Written by Joel Engardio for AJ Shankar, CEO of Everlaw
Published in Legal Tech News

What GDPR in Europe Means for the Future of AI and U.S. Regulation

Companies that control or process the personal data of customers living in the European Union are racing to comply with Europe’s new General Data Protection Regulation (GDPR). They have until May 25, 2018 to abide by the most stringent data protection legislation the world has seen — and nearly half of companies are not on pace to make the deadline, according to a recent Gartner report.

The ever-changing nature of technology can make it difficult for entrepreneurs to comply with the regulatory process. While next year’s GDPR replaces regulation from the dawn of the Internet in the 1990s, it could quickly become just as outdated.

The popularity of Artificial Intelligence (AI) and machine learning raises even more questions. Will strict regulation like GDPR impede the pioneers of an AI future? Or is government regulation a good way to ensure companies are more thoughtful in how they approach their work?

At Everlaw, we anticipate potential outcomes for our AI, and design controls to mitigate problems in advance. GDPR is the first law our compliance director has seen that touches on cybersecurity and data protection from an AI perspective. While no regulation can anticipate every need or keep up with the fast-paced technology industry, GDPR is as thoughtful as it can be. It is an excellent opportunity for software vendors who agree that keeping your customers safe makes good business sense.

In 2017, Everlaw began implementing GDPR for a client whose data is hosted in Germany, and we’ve learned a lot in the process about how sensible regulation can benefit any company. It’s shown our team what AI regulation could be like in the U.S., and provides perspective on ways smart policy makers and AI vendors can mitigate regulatory impacts on business development, while preparing for potential new laws:

What could government regulation look like for AI or machine learning?
Before we see robots entering our homes and offices, as depicted by the doomsday scenario of “Westworld,” we will most likely see regulation address transparency and fairness issues. This includes bias and discrimination based on personally identifying information.

The Fair Credit Reporting Act is one example in the U.S. of regulating automated data processing and decision-making. The news of Equifax’s security breach notwithstanding, the intention of the law is to protect the fairness, accuracy and privacy of the personal information collected by credit agencies. Similarly, the GDPR provides a scope and limits on automated data processing and consumer profiling. A key feature of the regulation is the examination of a consumer’s "right to explanation," or right to be informed where decisions are made based solely on automated processing.

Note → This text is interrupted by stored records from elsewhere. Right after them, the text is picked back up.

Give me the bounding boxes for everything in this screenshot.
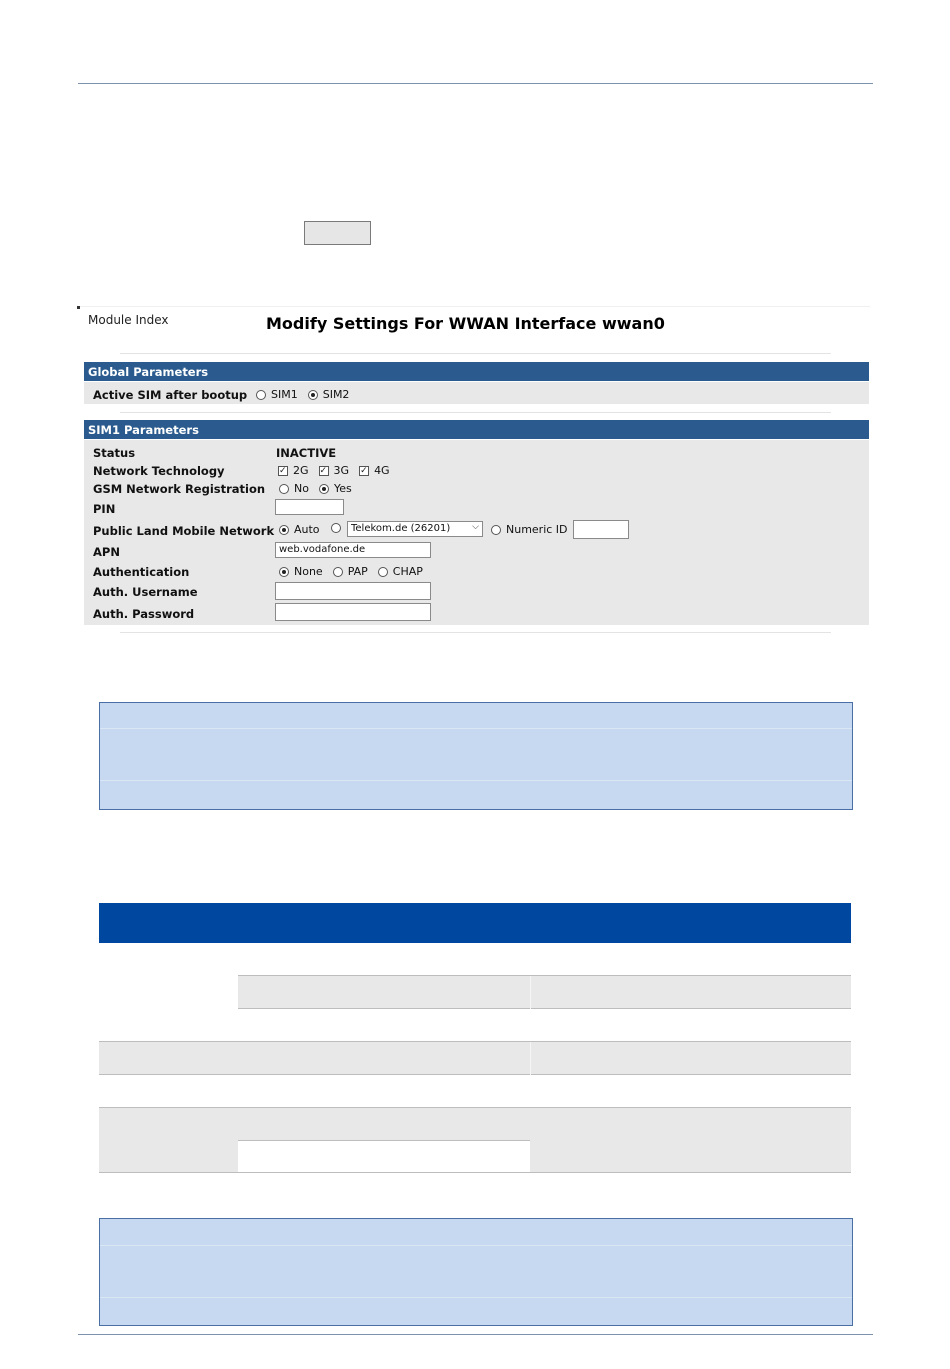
table-cell [99, 1042, 851, 1075]
title-divider [120, 353, 831, 354]
status-value: INACTIVE [276, 446, 337, 460]
auth-pap-label: PAP [347, 565, 368, 578]
plmn-manual-option [331, 523, 346, 533]
2g-checkbox[interactable] [278, 466, 288, 476]
note-box [99, 1218, 853, 1326]
page-title: Modify Settings For WWAN Interface wwan0 [266, 314, 665, 333]
plmn-label: Public Land Mobile Network [93, 524, 275, 538]
network-technology-label: Network Technology [93, 464, 225, 478]
status-label: Status [93, 446, 136, 460]
authentication-label: Authentication [93, 565, 190, 579]
plmn-numeric-option [491, 523, 568, 536]
table-rule [99, 1041, 851, 1042]
auth-password-label: Auth. Password [93, 607, 195, 621]
note-box-rule [100, 728, 852, 729]
global-parameters-header: Global Parameters [84, 362, 869, 381]
table-column-divider [530, 1042, 531, 1075]
gsm-no-radio[interactable] [279, 484, 289, 494]
network-technology-options [278, 464, 400, 477]
2g-label: 2G [293, 464, 309, 477]
sim1-divider [120, 632, 831, 633]
note-box-rule [100, 780, 852, 781]
sim1-radio[interactable] [256, 390, 266, 400]
plmn-numeric-label: Numeric ID [506, 523, 568, 536]
3g-checkbox[interactable] [319, 466, 329, 476]
gsm-registration-label: GSM Network Registration [93, 482, 266, 496]
gsm-no-label: No [294, 482, 309, 495]
gray-button[interactable] [304, 221, 371, 245]
plmn-auto-label: Auto [294, 523, 320, 536]
chevron-down-icon: ⌵ [472, 522, 479, 532]
auth-chap-radio[interactable] [378, 567, 388, 577]
table-rule [99, 1172, 851, 1173]
note-box [99, 702, 853, 810]
table-column-divider [530, 976, 531, 1009]
gsm-registration-options [279, 482, 362, 495]
apn-label: APN [93, 545, 120, 559]
3g-label: 3G [333, 464, 350, 477]
auth-none-radio[interactable] [279, 567, 289, 577]
table-cell-white [238, 1141, 530, 1173]
page-bottom-rule [78, 1334, 873, 1335]
pin-label: PIN [93, 502, 116, 516]
note-box-rule [100, 1297, 852, 1298]
gsm-yes-label: Yes [333, 482, 352, 495]
pin-input[interactable] [275, 499, 344, 515]
table-header [99, 903, 851, 943]
sim1-label: SIM1 [271, 388, 298, 401]
note-box-rule [100, 1245, 852, 1246]
plmn-numeric-radio[interactable] [491, 525, 501, 535]
auth-username-input[interactable] [275, 582, 431, 600]
table-rule [99, 1107, 851, 1108]
authentication-options [279, 565, 433, 578]
global-divider [120, 412, 831, 413]
table-rule [99, 1074, 851, 1075]
module-index-link[interactable]: Module Index [88, 313, 169, 327]
active-sim-label: Active SIM after bootup [93, 388, 248, 402]
auth-password-input[interactable] [275, 603, 431, 621]
sim2-label: SIM2 [322, 388, 350, 401]
auth-none-label: None [294, 565, 323, 578]
table-rule [238, 1008, 851, 1009]
plmn-select-value: Telekom.de (26201) [351, 523, 451, 534]
apn-input[interactable]: web.vodafone.de [275, 542, 431, 558]
auth-username-label: Auth. Username [93, 585, 198, 599]
plmn-auto-option [279, 523, 320, 536]
screenshot-top-border [80, 306, 870, 307]
sim1-parameters-header: SIM1 Parameters [84, 420, 869, 439]
table-rule [238, 1140, 530, 1141]
table-rule [238, 975, 851, 976]
plmn-auto-radio[interactable] [279, 525, 289, 535]
4g-label: 4G [374, 464, 390, 477]
page-top-rule [78, 83, 873, 84]
plmn-manual-radio[interactable] [331, 523, 341, 533]
sim2-radio[interactable] [308, 390, 318, 400]
active-sim-options [256, 388, 359, 401]
plmn-numeric-input[interactable] [573, 520, 629, 539]
table-cell [238, 976, 851, 1009]
gsm-yes-radio[interactable] [319, 484, 329, 494]
4g-checkbox[interactable] [359, 466, 369, 476]
plmn-select[interactable] [347, 521, 483, 537]
auth-chap-label: CHAP [392, 565, 423, 578]
auth-pap-radio[interactable] [333, 567, 343, 577]
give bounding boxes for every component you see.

What are ways to mitigate regulatory impacts?
Software vendors looking to get ahead of these requirements may use a higher level of “explicit” consent for obtaining personal data. Smart managers will de-identify data with anonymization and pseudonymization. Likewise, building privacy as a product feature, aka “data protection by design” in GDPR’s terminology, will future-proof your system’s compliance. Under these structures, directly identifying data is held separately and securely from processed data to ensure non-attribution, adding a layer of compliance with GDPR.

Prior to designing the system, you may consider subjecting your protocol to peer review. Questions to consider during this process include a) Do I need to collect Personally Identifiable Information (PII) in the first place? b) What is it being used for? c) Can it be replaced, or is it unique to my model? Like data protection by design, smart managers will recognize this protocol’s value in protecting your system against further regulatory shifts.

How can companies prepare for potential regulation?
Regulation and compliance are a balance between art and science. Take time to discuss how a regulation could apply to your company. Once you have settled on a protocol, document both it and the rationale to pass future audits or other types of scrutiny. Prioritize the protocol’s enforcement in real practice. Enactment in real life is more important than a process on paper. As with any area of regulatory compliance, it’s worth taking the time to ensure this program is successfully implemented. A smart manager is willing to wear lots of different hats to get the work done.

Nearly 40 percent of American voters say they believe the tech industry will create the most jobs in the next decade, according to the U.S. Chamber Technology Engagement Center. But there is also rising concern about how the industry will use personal information, especially in automated and AI contexts. That’s why it is important to have a healthy balance between innovation and useful government regulation. There is a very productive middle ground that both respects individual privacy preferences and creates real value for users.

When it comes to AI, we should not let a fear of robots prevent the benefits newly efficient systems can provide. We can welcome thoughtful regulation to ensure AI helps people enjoy more productive lives.